Pembentukan Konsorsium Film Yogya
Jumat, 27 September 2024, seratus pelaku perfilman mendeklarasikan pembentukan Konsorsium Film Yogya dalam ajang International Creative Industry Conference and Festival. Anggota konsorsium adalah perwakilan dari berbagai perusahaan film di Yogyakarta baik studio produksi, editing, production service, writing room, sekolah dan peneliti film.
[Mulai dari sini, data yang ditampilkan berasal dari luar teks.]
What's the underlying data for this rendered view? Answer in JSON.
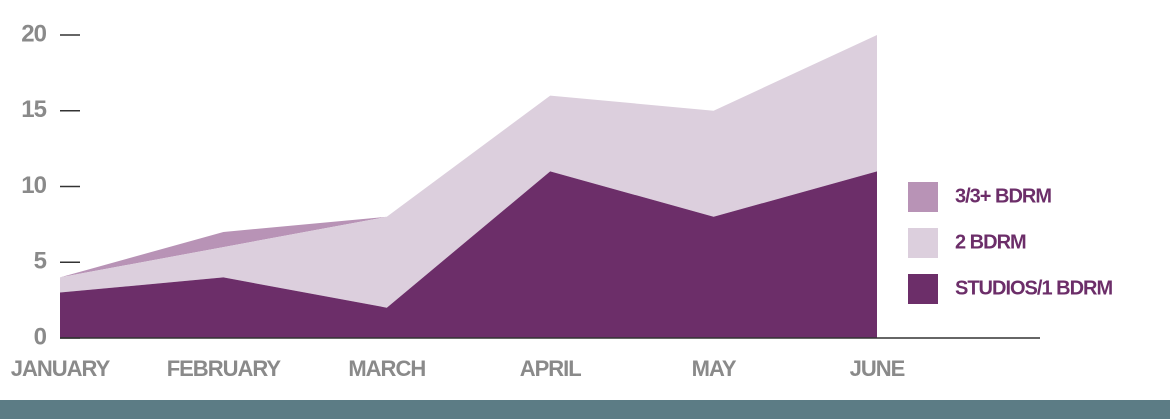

Inisiatif ini merupakan kolaborasi antara Kajian Film Indonesia (KAFEIN), Gelanggang Inovasi dan Kreativitas (GIK), Komisi Film Daerah (KFD) dan Paguyuban Filmmaker Yogya untuk merespon industrialisasi film lokal.
Dyna Herlina Suwarto (KAFEIN) dan Heni Dwi Sujati (KFD) kompak menjelaskan bahwa tujuan pendirian konsorsium ini untuk mendorong terciptanya industri film lokal yang sehat dan berkelanjutan. Saat ini tiap tahun ada puluhan film yang diproduksi di Yogyakarta baik atas inisiasi pembuat film Yogya atau Jakarta. Produktifitas yang tinggi ini terjadi belum dibarengi dengan dukungan regulasi yang kuat sehingga produksi film rawan eksploitasi tenaga kerja, pungutan liar, dan persaingan tidak sehat. Sehingga diperlukan program dan kebijakan yang mendorong pertumbuhan industri yang lebih baik.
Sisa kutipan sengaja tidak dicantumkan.